I've begun reading Mary Beth Chapman's book, "Choosing to See," for the past week. In the book she describes what it was like for her family when they suffered tragedy. One of their sons accidentally hit and killed a young Chinese girl that the family adopted. The family's journey from grief to grace is incredible. But I wanted to read the book for another reason.
I was told that Mary Beth was very open and candid about how she suffers from depression. I admired her honesty as she describes how she was diagnosed and the care she received following her diagnosis. One particular paragraph really hit home for me:
It was a relief to know that what I suffered from had a name. I felt guilty and ashamed. Like everything was my fault. I had no logical reason to be depressed. I had a wonderful, loving husband and healthy, great kids. We were financially blessed. I wasn't living in poverty, persecution or pain. Why should I be depressed? (page 66)
What she wrote made so much sense because I feel the same way. Everything is really good in my life. Why do I feel so bad? Why can't I be happy? Why do I feel like a dark cloud has descended upon me, ruining my life? To me, this is one of the great mysteries with this disease.

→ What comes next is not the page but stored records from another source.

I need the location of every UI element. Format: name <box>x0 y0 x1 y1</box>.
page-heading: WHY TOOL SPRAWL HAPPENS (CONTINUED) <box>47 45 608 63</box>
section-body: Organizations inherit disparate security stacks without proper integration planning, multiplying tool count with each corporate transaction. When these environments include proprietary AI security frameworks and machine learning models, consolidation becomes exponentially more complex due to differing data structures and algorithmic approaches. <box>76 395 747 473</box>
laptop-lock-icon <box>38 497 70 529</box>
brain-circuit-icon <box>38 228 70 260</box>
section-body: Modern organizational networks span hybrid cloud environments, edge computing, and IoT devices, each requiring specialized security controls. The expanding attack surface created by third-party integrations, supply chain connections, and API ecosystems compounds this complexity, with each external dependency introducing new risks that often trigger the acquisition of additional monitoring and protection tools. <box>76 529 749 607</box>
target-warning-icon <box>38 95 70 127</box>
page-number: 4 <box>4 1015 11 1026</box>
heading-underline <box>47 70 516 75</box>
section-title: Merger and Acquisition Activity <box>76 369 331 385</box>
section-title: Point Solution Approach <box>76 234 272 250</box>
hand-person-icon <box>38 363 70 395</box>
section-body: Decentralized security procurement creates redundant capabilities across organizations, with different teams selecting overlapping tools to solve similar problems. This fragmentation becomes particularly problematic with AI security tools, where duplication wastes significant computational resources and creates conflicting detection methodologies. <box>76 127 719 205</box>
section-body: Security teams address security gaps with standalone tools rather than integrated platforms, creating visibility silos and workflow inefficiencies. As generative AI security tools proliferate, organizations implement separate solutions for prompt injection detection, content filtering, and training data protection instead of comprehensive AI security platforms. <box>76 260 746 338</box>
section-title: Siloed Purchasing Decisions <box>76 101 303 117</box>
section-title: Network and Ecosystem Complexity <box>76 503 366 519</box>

This is also why depression is so frustrating for the loved ones of those who suffer. "Snap out of it," they say. "Just get busy and you'll feel better." "You've been on the medication for two weeks. Why aren't you better?"
I guarantee you - those who suffer from depression do want to snap out of it. They would like to get busy. They are just as anxious about getting good results from medication. But it isn't that easy. Patience and prayerful support from loved ones makes all the difference in the world for a depression sufferer.